Quem usa a Coinbase, no tratamento mais seguro, declara o imposto pelo regime da Lei 14.754/2023: o lucro com cripto vendida lá tende a pagar 15% fixos, apurados uma vez por ano dentro da Declaração de Ajuste Anual, sem a isenção de R$ 35 mil por mês, salvo definição em contrário da Receita. O motivo: a Coinbase é considerada uma plataforma estrangeira no entendimento conservador, e a isenção de R$ 35 mil só existe para vendas feitas em exchange brasileira. O custo de aquisição das moedas vai na ficha Bens e Direitos (grupo 08); o lucro das vendas vai na ficha de rendimentos de aplicações financeiras no exterior. É isso que muda tudo, e é onde quase todo mundo erra.
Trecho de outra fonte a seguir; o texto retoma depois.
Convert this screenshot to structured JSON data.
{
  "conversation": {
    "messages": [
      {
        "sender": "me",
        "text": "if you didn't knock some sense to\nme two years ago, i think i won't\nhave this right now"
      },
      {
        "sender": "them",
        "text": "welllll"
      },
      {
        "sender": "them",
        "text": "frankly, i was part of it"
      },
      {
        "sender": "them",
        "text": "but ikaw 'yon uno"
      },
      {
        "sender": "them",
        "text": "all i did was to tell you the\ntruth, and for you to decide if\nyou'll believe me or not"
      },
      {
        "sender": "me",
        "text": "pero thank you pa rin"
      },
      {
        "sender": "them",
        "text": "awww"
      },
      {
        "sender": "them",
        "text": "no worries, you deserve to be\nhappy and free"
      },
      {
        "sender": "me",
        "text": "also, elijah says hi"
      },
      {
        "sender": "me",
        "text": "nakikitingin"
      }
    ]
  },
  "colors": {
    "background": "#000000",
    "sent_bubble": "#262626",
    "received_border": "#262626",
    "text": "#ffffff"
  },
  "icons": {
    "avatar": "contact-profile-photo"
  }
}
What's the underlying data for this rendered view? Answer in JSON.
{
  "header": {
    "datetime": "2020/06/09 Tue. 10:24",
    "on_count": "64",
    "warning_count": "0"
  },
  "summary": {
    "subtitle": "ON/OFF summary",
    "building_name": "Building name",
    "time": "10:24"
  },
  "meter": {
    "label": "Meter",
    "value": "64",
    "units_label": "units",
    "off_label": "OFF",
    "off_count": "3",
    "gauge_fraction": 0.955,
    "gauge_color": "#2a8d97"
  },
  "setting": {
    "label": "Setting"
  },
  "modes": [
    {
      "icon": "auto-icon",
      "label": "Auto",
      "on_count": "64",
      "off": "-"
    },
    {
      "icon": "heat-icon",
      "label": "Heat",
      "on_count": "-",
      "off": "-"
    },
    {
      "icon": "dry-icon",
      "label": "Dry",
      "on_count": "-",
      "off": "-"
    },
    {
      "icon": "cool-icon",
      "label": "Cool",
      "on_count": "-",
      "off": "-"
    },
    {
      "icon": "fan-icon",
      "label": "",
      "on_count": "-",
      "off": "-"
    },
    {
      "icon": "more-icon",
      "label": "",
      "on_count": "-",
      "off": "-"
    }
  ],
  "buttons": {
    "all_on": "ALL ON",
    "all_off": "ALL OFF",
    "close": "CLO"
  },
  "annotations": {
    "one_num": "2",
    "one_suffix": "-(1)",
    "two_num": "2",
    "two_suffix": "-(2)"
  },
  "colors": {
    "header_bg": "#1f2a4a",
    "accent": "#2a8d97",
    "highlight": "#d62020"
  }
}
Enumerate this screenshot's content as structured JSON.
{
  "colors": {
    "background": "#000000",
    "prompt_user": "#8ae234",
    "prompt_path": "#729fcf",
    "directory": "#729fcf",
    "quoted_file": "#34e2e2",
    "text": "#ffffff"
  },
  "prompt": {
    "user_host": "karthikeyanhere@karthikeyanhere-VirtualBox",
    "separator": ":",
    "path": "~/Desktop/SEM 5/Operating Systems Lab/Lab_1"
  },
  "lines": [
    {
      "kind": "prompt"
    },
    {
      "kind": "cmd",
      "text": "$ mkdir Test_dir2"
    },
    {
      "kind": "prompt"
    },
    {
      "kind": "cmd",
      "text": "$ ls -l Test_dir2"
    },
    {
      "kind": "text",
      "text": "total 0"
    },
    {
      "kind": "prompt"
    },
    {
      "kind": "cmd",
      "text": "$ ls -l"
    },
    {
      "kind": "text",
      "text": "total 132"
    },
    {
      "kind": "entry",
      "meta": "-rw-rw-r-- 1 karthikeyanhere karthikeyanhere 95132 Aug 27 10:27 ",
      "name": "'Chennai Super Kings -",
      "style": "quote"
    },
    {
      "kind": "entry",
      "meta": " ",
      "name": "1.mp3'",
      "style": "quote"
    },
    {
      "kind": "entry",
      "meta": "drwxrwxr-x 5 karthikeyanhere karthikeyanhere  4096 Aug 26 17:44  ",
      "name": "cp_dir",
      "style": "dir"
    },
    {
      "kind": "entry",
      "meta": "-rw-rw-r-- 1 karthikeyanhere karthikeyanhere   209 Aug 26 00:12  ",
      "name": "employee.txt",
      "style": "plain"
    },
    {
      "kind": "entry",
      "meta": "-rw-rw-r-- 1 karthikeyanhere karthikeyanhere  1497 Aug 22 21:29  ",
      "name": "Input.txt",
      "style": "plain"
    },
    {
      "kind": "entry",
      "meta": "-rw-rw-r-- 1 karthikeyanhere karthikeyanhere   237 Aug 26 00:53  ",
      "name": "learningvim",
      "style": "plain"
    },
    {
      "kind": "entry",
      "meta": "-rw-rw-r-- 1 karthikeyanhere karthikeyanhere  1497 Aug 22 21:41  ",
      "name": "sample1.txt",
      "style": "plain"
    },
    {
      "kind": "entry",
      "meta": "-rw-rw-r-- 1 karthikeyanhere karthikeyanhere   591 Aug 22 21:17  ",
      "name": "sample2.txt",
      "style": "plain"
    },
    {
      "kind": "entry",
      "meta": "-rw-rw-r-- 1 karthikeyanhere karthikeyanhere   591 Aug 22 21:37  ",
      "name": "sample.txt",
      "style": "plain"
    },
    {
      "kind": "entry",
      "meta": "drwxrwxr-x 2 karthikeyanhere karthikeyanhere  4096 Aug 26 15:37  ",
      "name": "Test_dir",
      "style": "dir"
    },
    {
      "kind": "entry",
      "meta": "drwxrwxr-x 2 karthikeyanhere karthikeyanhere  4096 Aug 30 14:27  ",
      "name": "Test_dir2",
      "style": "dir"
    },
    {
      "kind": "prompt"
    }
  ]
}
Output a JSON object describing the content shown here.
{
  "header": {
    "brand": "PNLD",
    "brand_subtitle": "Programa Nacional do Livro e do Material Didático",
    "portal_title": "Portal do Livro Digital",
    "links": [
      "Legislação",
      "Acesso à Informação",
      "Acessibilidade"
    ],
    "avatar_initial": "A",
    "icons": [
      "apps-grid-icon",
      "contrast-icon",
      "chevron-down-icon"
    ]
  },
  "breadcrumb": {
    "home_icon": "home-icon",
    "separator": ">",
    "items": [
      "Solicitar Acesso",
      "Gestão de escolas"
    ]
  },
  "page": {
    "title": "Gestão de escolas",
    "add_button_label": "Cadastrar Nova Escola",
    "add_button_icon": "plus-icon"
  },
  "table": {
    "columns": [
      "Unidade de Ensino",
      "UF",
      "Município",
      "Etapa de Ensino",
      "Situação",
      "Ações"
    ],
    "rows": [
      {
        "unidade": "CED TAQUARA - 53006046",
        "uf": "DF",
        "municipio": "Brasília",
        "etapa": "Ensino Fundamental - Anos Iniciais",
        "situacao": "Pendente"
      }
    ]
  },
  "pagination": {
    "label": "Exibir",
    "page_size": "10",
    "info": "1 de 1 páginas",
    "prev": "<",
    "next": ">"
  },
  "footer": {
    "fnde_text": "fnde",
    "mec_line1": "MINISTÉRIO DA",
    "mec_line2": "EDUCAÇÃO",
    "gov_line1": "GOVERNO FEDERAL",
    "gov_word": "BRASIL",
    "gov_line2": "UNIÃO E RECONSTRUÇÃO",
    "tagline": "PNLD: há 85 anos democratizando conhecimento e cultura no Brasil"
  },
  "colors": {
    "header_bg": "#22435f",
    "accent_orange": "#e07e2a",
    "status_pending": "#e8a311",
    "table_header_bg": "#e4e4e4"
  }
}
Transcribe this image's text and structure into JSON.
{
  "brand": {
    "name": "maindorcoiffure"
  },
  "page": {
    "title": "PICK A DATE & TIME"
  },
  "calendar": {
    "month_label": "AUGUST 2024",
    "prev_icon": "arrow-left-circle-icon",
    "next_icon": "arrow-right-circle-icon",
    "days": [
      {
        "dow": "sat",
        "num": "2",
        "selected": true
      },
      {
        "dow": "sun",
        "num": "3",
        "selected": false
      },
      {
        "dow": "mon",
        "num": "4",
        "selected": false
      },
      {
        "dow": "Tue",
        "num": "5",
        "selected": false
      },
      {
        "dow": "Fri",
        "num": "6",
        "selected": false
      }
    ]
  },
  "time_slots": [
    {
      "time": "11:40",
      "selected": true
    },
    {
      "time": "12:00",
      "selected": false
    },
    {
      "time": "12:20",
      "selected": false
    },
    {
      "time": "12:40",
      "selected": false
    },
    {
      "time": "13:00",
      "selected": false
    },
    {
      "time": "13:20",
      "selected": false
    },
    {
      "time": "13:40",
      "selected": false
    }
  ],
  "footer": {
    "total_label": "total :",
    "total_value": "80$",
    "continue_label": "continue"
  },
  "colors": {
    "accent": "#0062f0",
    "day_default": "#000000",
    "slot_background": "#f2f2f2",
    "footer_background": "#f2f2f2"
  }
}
Vou destrinchar cada parte com número, código de ficha e a base legal, inclusive a polêmica de a Coinbase ser nacional ou estrangeira, que a Receita ainda não fechou. Mas guarde a frase acima, porque ela já responde a dúvida que mais aparece.
A Coinbase é nacional ou estrangeira? O ponto que a Receita ainda não fechou
Começo pela parte que a maioria dos guias finge que está resolvida, e não está. A classificação da Coinbase para fins de Imposto de Renda é genuinamente disputada, e a Receita Federal não publicou posição vinculante sobre ela.
De um lado, existe uma Coinbase Brasil LTDA com CNPJ ativo no cadastro da Receita, e em 2023 a empresa chegou a comunicar operação como entidade brasileira. De outro, em 2024 o próprio suporte da Coinbase declarou que não é corretora nacional, que não opera com CNPJ para o serviço e que não faz o reporte que as plataformas nacionais fazem. São dois fatos que apontam para lados opostos, e ambos são verdadeiros.
Quem decide o critério é a Receita. A Lei 14.754 delegou a ela definir quando a operação de uma plataforma é nacional ou estrangeira, e isso segue em aberto. A expectativa é que a DeCripto, que começa a valer em julho de 2026, force essa classificação formal, porque obriga as plataformas a se enquadrarem para fins de reporte. Até lá, é zona cinzenta.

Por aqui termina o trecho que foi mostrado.